Edward and his “brothers” at Yale suffered from a really, really horrific case of affluenza. And their victims have come back to make them suffer for the crimes they were never punished for – with every single bit of painful flourish that “the Brotherhood” inflicted on them.
It’s not every case where Eve is looking to arrest both the perpetrators and the victims, but in this one, she’ll relish it.
Escape Rating A-: As much as I enjoyed this book, it should probably come with trigger warnings. Delving into the motives for the killers forces Eve to relive her own horrific experiences, even as it makes her grateful for the people who have come into her life to sway her from the same path that these serial killer took.
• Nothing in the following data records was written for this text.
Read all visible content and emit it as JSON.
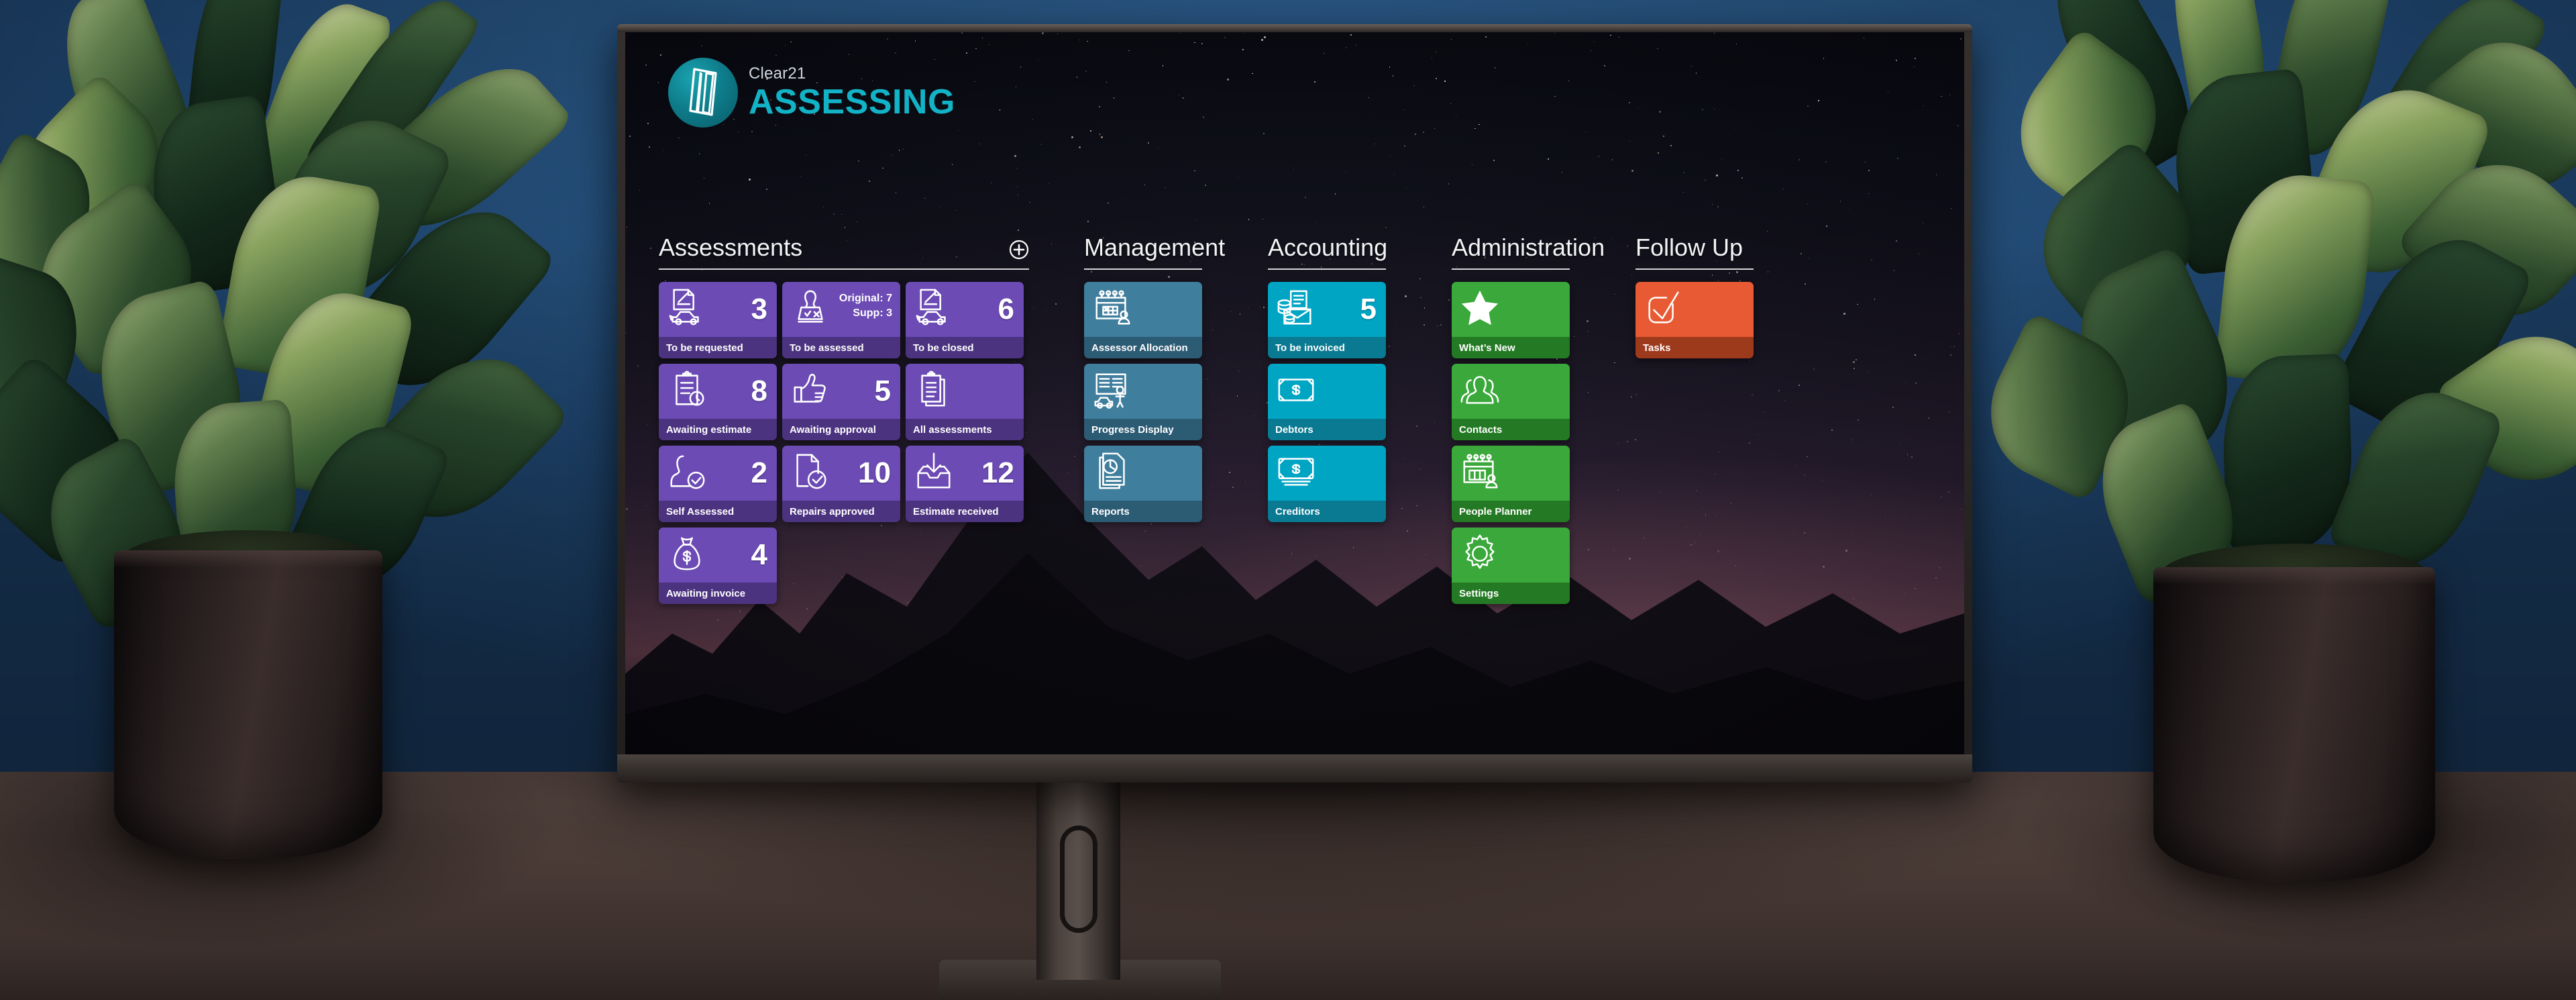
{
  "brand": {
    "sub": "Clear21",
    "main": "ASSESSING",
    "logo_icon": "clear21-logo-mark",
    "circle_color": "#0e7d8b",
    "main_color": "#13b3c7"
  },
  "columns": [
    {
      "id": "assessments",
      "title": "Assessments",
      "has_add_button": true,
      "add_icon": "circle-plus-icon",
      "palette": "p-purple",
      "accent": "#6c4bb5",
      "tiles": [
        {
          "label": "To be requested",
          "count": "3",
          "icon": "car-estimate-icon"
        },
        {
          "label": "To be assessed",
          "count": "",
          "icon": "assessor-approve-reject-icon",
          "sub": [
            "Original: 7",
            "Supp: 3"
          ]
        },
        {
          "label": "To be closed",
          "count": "6",
          "icon": "car-estimate-icon"
        },
        {
          "label": "Awaiting estimate",
          "count": "8",
          "icon": "clipboard-clock-icon"
        },
        {
          "label": "Awaiting approval",
          "count": "5",
          "icon": "thumbs-up-icon"
        },
        {
          "label": "All assessments",
          "count": "",
          "icon": "clipboard-stack-icon"
        },
        {
          "label": "Self Assessed",
          "count": "2",
          "icon": "person-check-icon"
        },
        {
          "label": "Repairs approved",
          "count": "10",
          "icon": "document-check-icon"
        },
        {
          "label": "Estimate received",
          "count": "12",
          "icon": "inbox-download-icon"
        },
        {
          "label": "Awaiting invoice",
          "count": "4",
          "icon": "money-bag-icon"
        }
      ]
    },
    {
      "id": "management",
      "title": "Management",
      "has_add_button": false,
      "palette": "p-steel",
      "accent": "#3f7e9d",
      "tiles": [
        {
          "label": "Assessor Allocation",
          "count": "",
          "icon": "calendar-person-icon"
        },
        {
          "label": "Progress Display",
          "count": "",
          "icon": "board-person-car-icon"
        },
        {
          "label": "Reports",
          "count": "",
          "icon": "report-piechart-icon"
        }
      ]
    },
    {
      "id": "accounting",
      "title": "Accounting",
      "has_add_button": false,
      "palette": "p-cyan",
      "accent": "#00a5c4",
      "tiles": [
        {
          "label": "To be invoiced",
          "count": "5",
          "icon": "invoice-coins-icon"
        },
        {
          "label": "Debtors",
          "count": "",
          "icon": "banknote-icon"
        },
        {
          "label": "Creditors",
          "count": "",
          "icon": "banknote-stack-icon"
        }
      ]
    },
    {
      "id": "administration",
      "title": "Administration",
      "has_add_button": false,
      "palette": "p-green",
      "accent": "#3aa83a",
      "tiles": [
        {
          "label": "What’s New",
          "count": "",
          "icon": "star-icon"
        },
        {
          "label": "Contacts",
          "count": "",
          "icon": "people-group-icon"
        },
        {
          "label": "People Planner",
          "count": "",
          "icon": "calendar-planner-icon"
        },
        {
          "label": "Settings",
          "count": "",
          "icon": "gear-icon"
        }
      ]
    },
    {
      "id": "follow-up",
      "title": "Follow Up",
      "has_add_button": false,
      "palette": "p-orange",
      "accent": "#e85a33",
      "tiles": [
        {
          "label": "Tasks",
          "count": "",
          "icon": "checkbox-tick-icon"
        }
      ]
    }
  ],
  "scene": {
    "wall_color": "#27537f",
    "desk_color": "#4a3b36",
    "wallpaper": "starry-night-mountains"
  }
}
I’ll confess that the scene where Eve barks out just how grateful she is to have Peabody in her life almost made me blubber as much as Peabody does while hearing it.
Part of the reason that I love this series so much, even through some of the less successful entries, is that I really like these people. I would be happy to have coffee or a drink with almost every single member of Eve’s team, with the exception of Chief Tech Dickie “Dickhead” Berenski. The team atmosphere in this series reminds me very much of the way that the team works in NCIS.
But this story does have a great deal of angst in it. And unlike some of the other occasions, this is a story where the angst is appropriate, and on Eve’s side is dealt with in a way that helps her continue to process her past and move on with her present and future.
This is a case where everyone, but especially Eve, has a tremendous amount of empathy for the perpetrators, and absolutely none for the victims. There are points early on where Eve is almost angry that she has to stand for victims who were frankly a bunch of arseholes even before their true crimes are uncovered. But she still does her job and does it excellently. In the end, as much as she empathizes with the killers, she is also angry with them for not even attempting to let the system work for them.
And Eve is absolutely right. “If every day started off with sex and waffles, people would maybe be less inclined to kill each other.” Which would be a pity, because without those gruesome murders, we wouldn’t have this marvelous series.